Jean Baudrillard
[Writer and theorist, b. 1929, Reims, France, d. 2007, Paris.]

 Photography is obsessive, temperamental, ecstatic and narcissistic in character. It is a solitary activity. The photographic image is discontinuous, selective, unpredictable and irreparable, like the state of things at any given moment. Any touching up, second thoughts or staging assumes an abominably aesthetic character. 
 Whatever the noise and violence around them, photographs return objects to a state of stillness and silence. In the midst of urban hustle and bustle, they recreate the equivalent of the desert, a phenomenal isolation. They are the only ways of passing through cities in silence, of moving through the world in silence. 
 …the photograph that has become digital [is] liberated at a single stroke from both the negative and the real world. 
 The image is not a medium for which we have to find the proper use. It is what it is and it is beyond all our moral considerations. It is by its essence immoral, and the world’s becoming-image is an immoral process. 
 …the digital photo is in real time and bears witness to something that did not take place, but whose absence signifies nothing. 

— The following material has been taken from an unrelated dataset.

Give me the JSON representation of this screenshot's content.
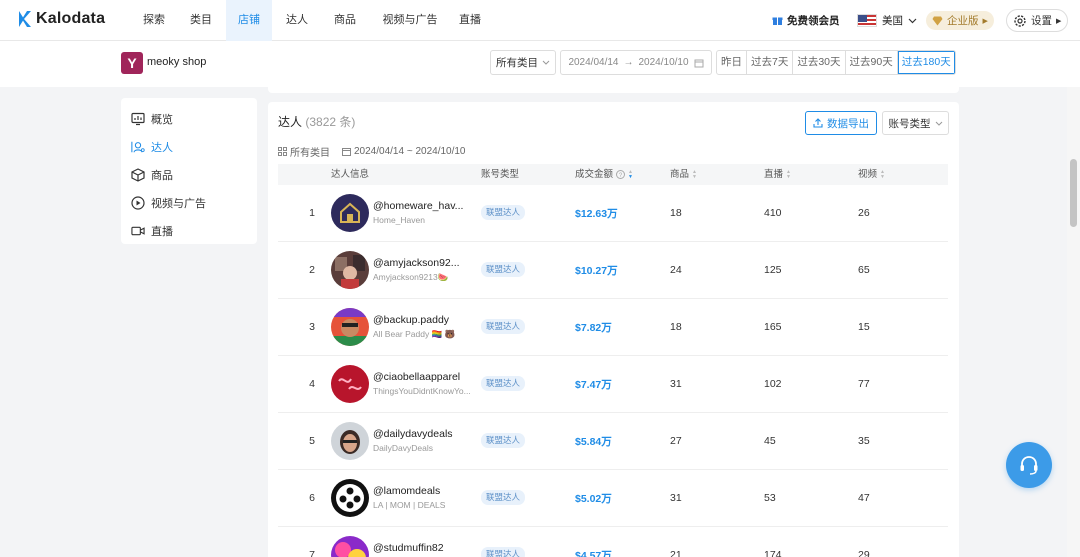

 For me, the photography, in its purest form, is a variant of the fable. Another way of saving the appearances—a way of signifying, through this fabulous capture, that this supposed “real” world is always about to lose its meaning and its reality... 
 There is great affection in ascribing meaning to the photographic image. To do so is to make objects strike a pose. 
 The desire to take photographs may perhaps arise from the following observation: looked at in general, from the angle of meaning, the world is distinctly disappointing. In detail, taken unawares, it is always perfectly self-evident.